Mobilização pelas Diretas-Já pauta há 20 anos o sentimento de união nacional que ajudou a mudar o Brasil.




A movimentação na Praça da Sé começou cedo no feriado de quarta-feira 25 de janeiro de 1984, aniversário dos 430 anos de São Paulo. Por volta das 11 horas chegaram os primeiros militantes com megafones, convocando para um comício horas depois. A praça foi se enchendo de gente comum, comerciários, secretárias, motoristas, uma multidão empurrada pela emenda que restabelecia eleições para presidente, suspensas pela ditadura. No palanque, defendiam a causa políticos como Ulysses Guimarães, Leonel Brizola, Miguel Arraes, Fernando Henrique Cardoso e Lula, e personalidades como Chico Buarque, Osmar Santos, Henfil e Fafá de Belém. A massa de 250 mil pessoas não parava: “Um, dois, três, quatro, cinco mil, queremos eleger o presidente do Brasil!” Outras manifestações tinham acontecido antes, mas a Sé é que revelou a magnitude do movimento. Dois meses e meio depois, no Rio de Janeiro, um milhão de pessoas iriam à Candelária. “Dificilmente repetiremos uma mobilização semelhante”, avalia Dante de Oliveira, autor da Emenda das Diretas, que acabou rejeitada.

Passados 20 anos, há distanciamento bastante para avaliar de que forma as Diretas-já e a rejeição da emenda influenciaram a política nacional. Com esse objetivo, Dante, vice-presidente do PSDB, lança em março o livro Quinze meses que abalaram a ditadura, com o ex-deputado federal Domingos Leonelli. Dante estava na época com 32 anos e cumpria seu primeiro mandato de deputado pelo PMDB. Entre várias emendas, a sua foi escolhida porque Ulysses Guimarães considerava seu texto o mais simples. Acabou rejeitada em 25 de abril: precisava de 320 votos e recebeu 298. “Se tivéssemos eleições, a oposição teria uma candidatura comprometida com mudanças mais profundas. No Colégio Eleitoral, aumentou o peso dos dissidentes da direita, como José Sarney e Marco Maciel, e a candidatura (Tancredo Neves) foi mais moderada”, avalia.

O cientista político Alberto Tosi Rodrigues também resolveu analisar a ebulição em livro – Diretas-já: o grito preso na garganta, da Fundação Perseu Abramo. “Foi a primeira expressão genuína da política de massas de baixo para cima no Brasil republicano. O que distinguiu as Diretas foi a autonomia dos atores mobilizados, que não se deixaram manipular”, acredita. O movimento, segundo ele, pautou a política brasileira nos anos seguintes. “As forças mobilizadas impuseram à Nova República nos anos 80 o restabelecimento pleno de direitos.” Para o cientista político, o que bloqueou a agenda de direitos sociais foram a crise internacional e a inflação. “Quase tudo que se fez na década de 90 foi no sentido de limitar direitos para enfrentar essas crises, inclusive no governo Fernando Henrique. O governo Lula retoma, pelo menos metaforicamente, o ‘espírito’ da campanha das Diretas, na luta por direitos sociais.”

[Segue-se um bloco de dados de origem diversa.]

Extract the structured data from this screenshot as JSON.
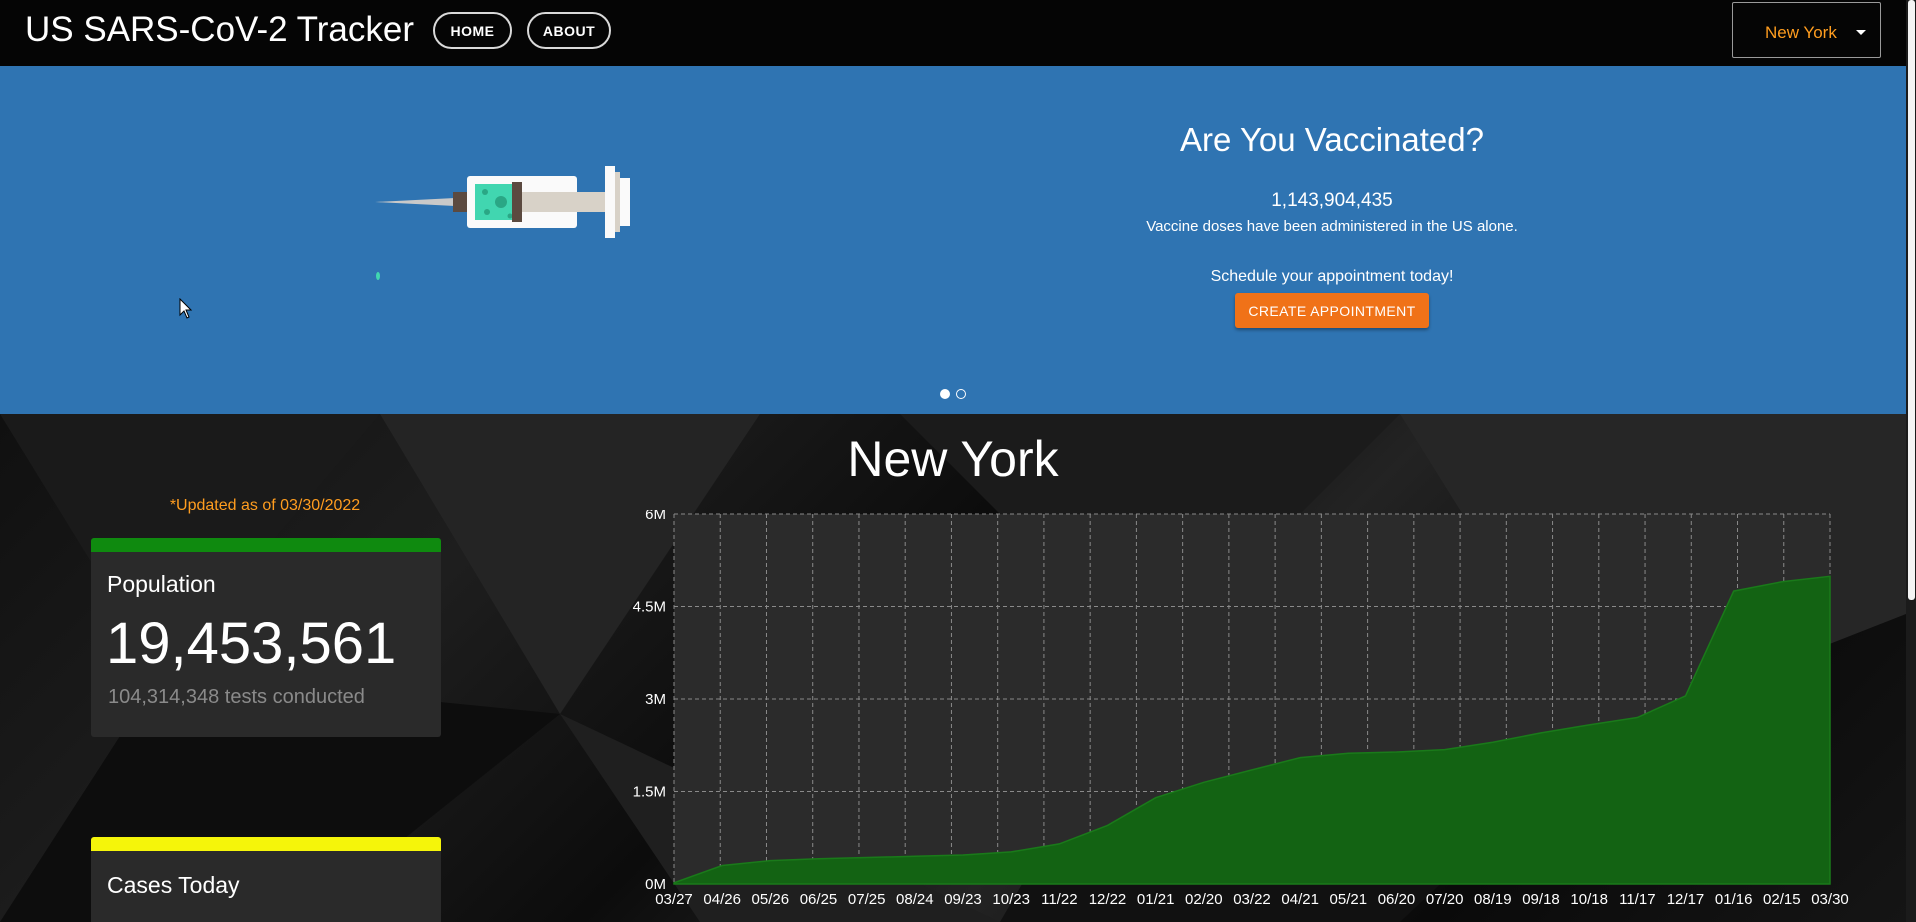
{
  "nav": {
    "brand": "US SARS-CoV-2 Tracker",
    "home": "HOME",
    "about": "ABOUT",
    "state_selected": "New York"
  },
  "carousel": {
    "title": "Are You Vaccinated?",
    "doses": "1,143,904,435",
    "doses_desc": "Vaccine doses have been administered in the US alone.",
    "schedule": "Schedule your appointment today!",
    "button": "CREATE APPOINTMENT",
    "slide_count": 2,
    "active_slide": 1
  },
  "dashboard": {
    "state_title": "New York",
    "updated": "*Updated as of 03/30/2022",
    "population": {
      "label": "Population",
      "value": "19,453,561",
      "tests": "104,314,348 tests conducted",
      "color": "#0f8a0f"
    },
    "cases_today": {
      "label": "Cases Today",
      "color": "#f5f50a"
    }
  },
  "colors": {
    "nav_bg": "#050505",
    "carousel_bg": "#2f74b2",
    "accent_orange": "#ff9d1f",
    "button_orange": "#f07218",
    "area_fill": "#136313"
  },
  "chart_data": {
    "type": "area",
    "x": [
      "03/27",
      "04/26",
      "05/26",
      "06/25",
      "07/25",
      "08/24",
      "09/23",
      "10/23",
      "11/22",
      "12/22",
      "01/21",
      "02/20",
      "03/22",
      "04/21",
      "05/21",
      "06/20",
      "07/20",
      "08/19",
      "09/18",
      "10/18",
      "11/17",
      "12/17",
      "01/16",
      "02/15",
      "03/30"
    ],
    "series": [
      {
        "values": [
          0.02,
          0.3,
          0.38,
          0.41,
          0.43,
          0.45,
          0.47,
          0.52,
          0.65,
          0.95,
          1.4,
          1.65,
          1.85,
          2.05,
          2.12,
          2.14,
          2.18,
          2.3,
          2.45,
          2.58,
          2.7,
          3.05,
          4.75,
          4.9,
          4.99
        ]
      }
    ],
    "y_unit": "M",
    "ylim": [
      0,
      6
    ],
    "yticks": [
      "0M",
      "1.5M",
      "3M",
      "4.5M",
      "6M"
    ],
    "grid": true
  }
}
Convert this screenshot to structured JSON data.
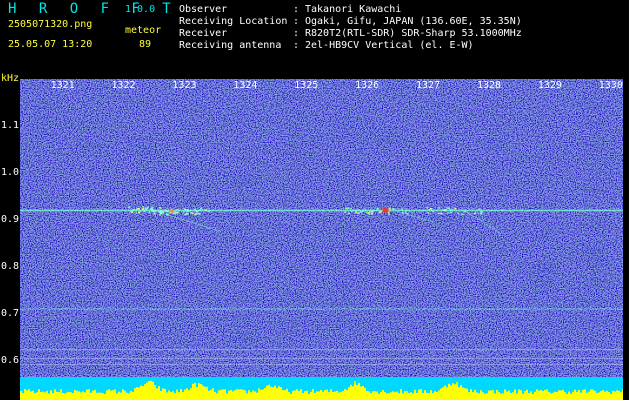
{
  "app": {
    "name": "H R O F F T",
    "version": "1.0.0"
  },
  "file": {
    "name": "2505071320.png",
    "datetime": "25.05.07 13:20"
  },
  "detection": {
    "label": "meteor",
    "count": "89"
  },
  "info": [
    {
      "key": "Observer",
      "sep": ":",
      "value": "Takanori Kawachi"
    },
    {
      "key": "Receiving Location",
      "sep": ":",
      "value": "Ogaki, Gifu, JAPAN (136.60E, 35.35N)"
    },
    {
      "key": "Receiver",
      "sep": ":",
      "value": "R820T2(RTL-SDR) SDR-Sharp 53.1000MHz"
    },
    {
      "key": "Receiving antenna",
      "sep": ":",
      "value": "2el-HB9CV Vertical (el. E-W)"
    }
  ],
  "chart_data": {
    "type": "heatmap",
    "ylabel": "kHz",
    "x_ticks": [
      "1321",
      "1322",
      "1323",
      "1324",
      "1325",
      "1326",
      "1327",
      "1328",
      "1329",
      "1330"
    ],
    "y_ticks": [
      "1.1",
      "1.0",
      "0.9",
      "0.8",
      "0.7",
      "0.6"
    ],
    "xlim": [
      1320.3,
      1330.2
    ],
    "ylim": [
      0.565,
      1.2
    ],
    "grid": false,
    "signal_lines_khz": [
      0.92,
      0.71
    ],
    "colors": {
      "background": "#000000",
      "noise_low": "#0a1aa0",
      "noise_high": "#5fb6ff",
      "signal": "#7fffd4",
      "hot": "#ff3322",
      "level_fill": "#ffff00",
      "level_base": "#00d8ff"
    }
  }
}
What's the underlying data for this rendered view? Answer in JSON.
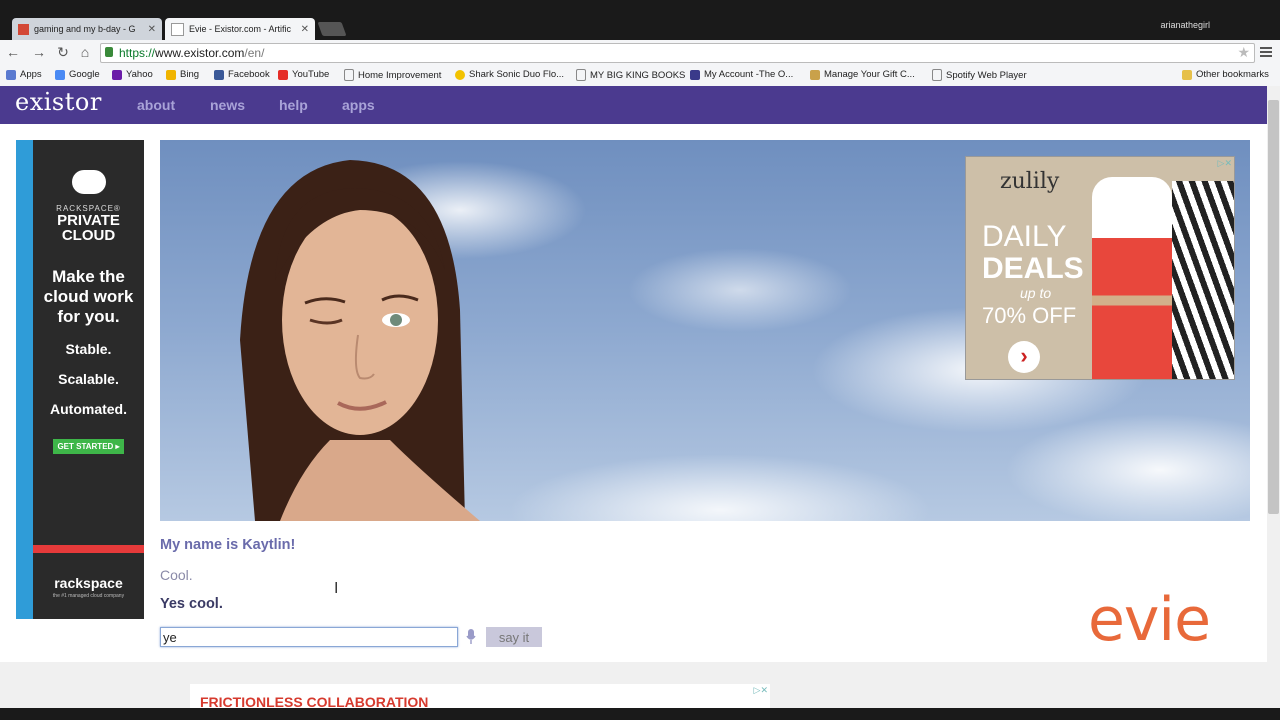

É possível que uma mobilização assim se repita um dia? Muitos que há 20 anos subiram naqueles palanques eletrizantes duvidam. Fafá de Belém, que marcou a carreira interpretando Menestrel das Alagoas, de Milton Nascimento e Fernando Brandt em homenagem a Teotônio Vilela, acha que a política e os militantes mudaram muito. “Tudo era feito por amor à causa. Eu e João do Vale fomos a todos os cantos do Brasil de barco, caminhão, lombo de burro. Hoje só se pensa em dinheiro, toda participação tem preço.” Quem via a cantora soltar uma pombinha branca nos palanques, gesto sugerido por Henfil, não sabia que ela comprava as aves com seu dinheiro. “Foi um privilégio viver aqueles momentos”, afirma. A enfermeira paulista Rosângela Lopes, 51 anos, uma das anônimas que há 20 anos lotavam a Sé, participou ali de seu primeiro e último comício. “Tento explicar para os meus filhos a emoção que senti, mas tudo que eu possa dizer é pouco. Só quem esteve lá é que sabe.”